Friday, February 18, 2011



Lara Logan, shown here in 2005, is chief foreign affairs correspondent for CBS News. (Ruth Fremson/The New York Times)

     I felt compelled to join a Twitter based conversation that swirled around comments made by Nir Rosen an NYU fellow and writer.

    I will not repeat his indiscretions, but will note they were made about the brutal assault on CBS Correspondent Lara Logan in Cairo.

    I am a loud advocate of the First Amendment and believe that a commitment to free speech must, some times, suffer the excesses of zealots and idiots. There is however, an however an in my thinking.

    I learned from my parents, free thinking, politically sophisticated, well read and wise people, there are some things you just don't joke about.  Civility, decency, good manners do matter, even if we seem to inherit an increasingly course and unsophisticated age.

    I'm including my comments about Rosen, as posted at a couple of places.

Brutality to a journalist while trying to report is no laughing matter. Insensitivity breeds. Rosen should know better. Now he understands that loutish behavior should be called out.

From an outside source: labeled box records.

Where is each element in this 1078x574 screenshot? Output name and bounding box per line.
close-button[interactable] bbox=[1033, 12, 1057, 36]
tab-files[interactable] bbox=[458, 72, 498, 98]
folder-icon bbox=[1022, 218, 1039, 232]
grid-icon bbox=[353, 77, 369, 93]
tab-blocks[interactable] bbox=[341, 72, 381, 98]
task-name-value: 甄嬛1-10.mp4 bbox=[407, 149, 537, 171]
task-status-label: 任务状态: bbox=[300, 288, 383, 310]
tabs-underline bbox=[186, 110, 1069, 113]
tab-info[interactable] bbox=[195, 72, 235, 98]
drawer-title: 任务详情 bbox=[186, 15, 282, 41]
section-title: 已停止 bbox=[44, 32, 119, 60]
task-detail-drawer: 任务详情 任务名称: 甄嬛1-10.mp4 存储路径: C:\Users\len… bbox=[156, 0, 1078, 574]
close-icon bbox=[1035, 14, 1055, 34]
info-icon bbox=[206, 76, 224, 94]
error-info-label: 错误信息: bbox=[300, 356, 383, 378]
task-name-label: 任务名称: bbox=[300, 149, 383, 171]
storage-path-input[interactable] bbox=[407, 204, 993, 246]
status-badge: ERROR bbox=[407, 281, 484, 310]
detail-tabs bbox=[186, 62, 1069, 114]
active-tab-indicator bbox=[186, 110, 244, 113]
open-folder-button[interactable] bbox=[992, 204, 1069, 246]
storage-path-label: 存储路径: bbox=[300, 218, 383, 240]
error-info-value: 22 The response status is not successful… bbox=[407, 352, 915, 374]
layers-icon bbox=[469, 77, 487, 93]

     The nature of the attack on Logan only makes Rosen's comments all the more reprehensible.  Rosen wrote an eloquent apology, to which I responded on SALON.

Knowing Better

Yours words are compelling. Your lack of judgement was disgusting.
I too have been in tough places, on assignment. You've been there, you should remember always to keep your wits.
My greatest disgust is, in knowing that you have been in danger, to see you make light of it. Yea, I know about the fatalistic self defense of men and women under pressure and in danger that emerges as humor. But when one of our own is down, it is never, NEVER a source of humor.
Insensitivity breeds. A journalist under attack is never a laughing matter. That is the lesson. Sorry for your plight, but how would have it?
    Rosen enjoyed the right to say and write what he thought, however ill conceived. The school was right to make it clear his behavior was unacceptable. 
     If this is an issue for which you have passion or interest, you might check here.

     I don't believe it is a matter of right or left, despite some opinions to the contrary. 
I think it is really a matter of decency. 

     What do you think?  Did the school do the right thing?  Should we not be offended by 

comments like those of Rosen?

      Leave your thoughts.   See you down the trail.


  1. I was outraged when I read about his oafish and insensitive remarks. I was incredulous. I picked up the phone to call the National Review--then put it down, realizing that I was about to make the same mistake with my own mouth that he made with his flippant Twitter remarks. I was about to speak without thinking first. There is a lesson here for every journalist and for every human being, for that matter. We all have light and dark within us, and it is illuminating to stand back and watch what triggers the darkness to emerge. We saw Rosen's on public display. I am glad he is no longer a "fellow"

  2. Anne-
    So good of you to relate such a powerful experience. Thank you for the moment of grace and enlightenment as well.